Bloh noted that there is a need for a serious overhaul of the electoral management system, and the justice system has to improve and be independent of political influence or other factors emanating from citizens based on prominence.
It can be recalled that Liberty Party political leader Cllr. Charles Walker Brumskine initially refused to submit himself to the NEC Board of Commissioners, who were ordered by the Supreme Court to look into his allegations of gross irregularities and fraud before conducting the runoff elections.
Cllr. Brumskine noted that the Board members, especially its Chairman, Cllr. Jerome Korkoya, had prejudged the LP’s case terming it as lacking substance. He also said he could not submit himself to a group that was a party to the case and as a result the Board members should rescue themselves from presiding over the case.
Former Chairman of the NEC, Cllr. Frances Johnson-Allison, backed the Liberty Party’s call for the recusal of the NEC Board of Commissioners in the investigation of the party’s complaint of electoral fraud and irregularities.
Speaking on a local radio station in Monrovia, Madam Johnson-Allison, who is also former Chief Justice and Solicitor General of Liberia, backed the Liberty Party and suggested that a neutral team be set up to carry out the investigation.
“There is a legal basis for that. Whenever you feel that your rights may not be protected by a certain officer – judicial or otherwise administrative, if you feel that person has already been compromised or they have already expressed prejudicial statements against your interest, how can you go back to that person? The person will just confirm their decision that they have already made,” she said.
The political leader of the Alternative National Congress, Alexander B. Cummings, has also called for the overhaul of the country’s electoral system.
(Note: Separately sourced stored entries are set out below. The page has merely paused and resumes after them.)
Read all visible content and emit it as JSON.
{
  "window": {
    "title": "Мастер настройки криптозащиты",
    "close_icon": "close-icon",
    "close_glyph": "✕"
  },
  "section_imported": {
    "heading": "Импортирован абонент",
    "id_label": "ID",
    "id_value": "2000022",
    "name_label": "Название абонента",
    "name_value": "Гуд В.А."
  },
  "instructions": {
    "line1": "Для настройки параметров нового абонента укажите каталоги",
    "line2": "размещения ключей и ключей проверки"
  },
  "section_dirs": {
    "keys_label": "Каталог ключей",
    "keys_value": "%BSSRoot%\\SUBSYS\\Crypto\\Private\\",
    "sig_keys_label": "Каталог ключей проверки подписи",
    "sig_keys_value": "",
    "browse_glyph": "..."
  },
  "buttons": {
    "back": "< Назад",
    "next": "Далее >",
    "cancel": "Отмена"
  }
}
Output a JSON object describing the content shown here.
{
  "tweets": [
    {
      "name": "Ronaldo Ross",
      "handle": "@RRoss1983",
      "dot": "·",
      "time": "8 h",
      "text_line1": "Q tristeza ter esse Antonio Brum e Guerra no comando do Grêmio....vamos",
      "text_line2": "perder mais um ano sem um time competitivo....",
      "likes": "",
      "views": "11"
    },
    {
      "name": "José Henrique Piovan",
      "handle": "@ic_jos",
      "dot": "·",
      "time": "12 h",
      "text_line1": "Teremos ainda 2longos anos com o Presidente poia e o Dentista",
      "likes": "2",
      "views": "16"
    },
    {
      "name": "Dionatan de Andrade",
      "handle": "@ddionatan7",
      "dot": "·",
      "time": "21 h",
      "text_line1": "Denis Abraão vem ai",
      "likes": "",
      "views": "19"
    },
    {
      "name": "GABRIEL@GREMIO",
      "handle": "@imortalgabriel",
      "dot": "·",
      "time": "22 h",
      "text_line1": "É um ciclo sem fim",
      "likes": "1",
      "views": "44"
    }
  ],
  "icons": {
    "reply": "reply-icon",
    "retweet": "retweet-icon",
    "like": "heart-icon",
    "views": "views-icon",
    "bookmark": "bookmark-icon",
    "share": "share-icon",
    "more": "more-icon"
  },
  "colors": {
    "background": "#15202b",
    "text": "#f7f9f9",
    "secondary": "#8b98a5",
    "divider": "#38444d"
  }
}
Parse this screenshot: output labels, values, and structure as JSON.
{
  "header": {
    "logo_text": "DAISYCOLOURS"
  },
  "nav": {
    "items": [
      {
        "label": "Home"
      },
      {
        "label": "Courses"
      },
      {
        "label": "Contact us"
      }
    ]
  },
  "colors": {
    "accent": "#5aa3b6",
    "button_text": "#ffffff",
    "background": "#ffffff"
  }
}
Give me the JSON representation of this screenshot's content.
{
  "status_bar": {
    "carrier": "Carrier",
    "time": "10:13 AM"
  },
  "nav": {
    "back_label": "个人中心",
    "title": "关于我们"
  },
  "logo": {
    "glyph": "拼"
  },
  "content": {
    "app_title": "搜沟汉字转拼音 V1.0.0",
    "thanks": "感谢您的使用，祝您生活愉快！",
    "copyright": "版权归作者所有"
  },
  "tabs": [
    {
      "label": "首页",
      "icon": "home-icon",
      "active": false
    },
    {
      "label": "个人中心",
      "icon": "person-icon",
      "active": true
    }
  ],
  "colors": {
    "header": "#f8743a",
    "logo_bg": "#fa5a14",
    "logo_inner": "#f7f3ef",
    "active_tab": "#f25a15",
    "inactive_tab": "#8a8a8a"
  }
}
He noted in November that the electoral system in Liberia is in bad shape and in need of reforms.
“I said during my campaign that we cannot keep doing the same thing and expect different results; because we may have had problems in the past with our results doesn’t mean we should accept it this time around.
“The one thing we are united on is that we do not believe that the recent election reflects the will of the Liberian people and this is our primary goal.
“We want to make sure that this process follows the rules, the laws and the Constitution of our country,” he said.
Meanwhile, the NDI, in its recommendations, also called on the NEC to release provisional results in a timely fashion to enhance citizens confidence in the data transmission and tabulation process.
NDI wants the NEC to provide polling place-level results in an easily analyzable (machine readable) format on the NEC website.
“Create a platform to facilitate an open and observable national-level tabulation of results.
“Make available to the public data gathered on the Gender Data Capturing Sheet about respective participation rates of women and men as voters.
“Identify future entry points for greater transparency such as the solicitation of an independent audit or procedures for the list to be publicized in full in a timely manner,” said the NDI.
Also addressing the press conference were, Atifete Jahjaga, Former President of Kosovo, and Dr. Chris Fomunyoh, Senior Associate and Regional Director, NDI, Cameroon.
The NDI is a nonprofit, nonpartisan, nongovernmental organization that has supported democratic institutions and practices across the world since its founding in 1983.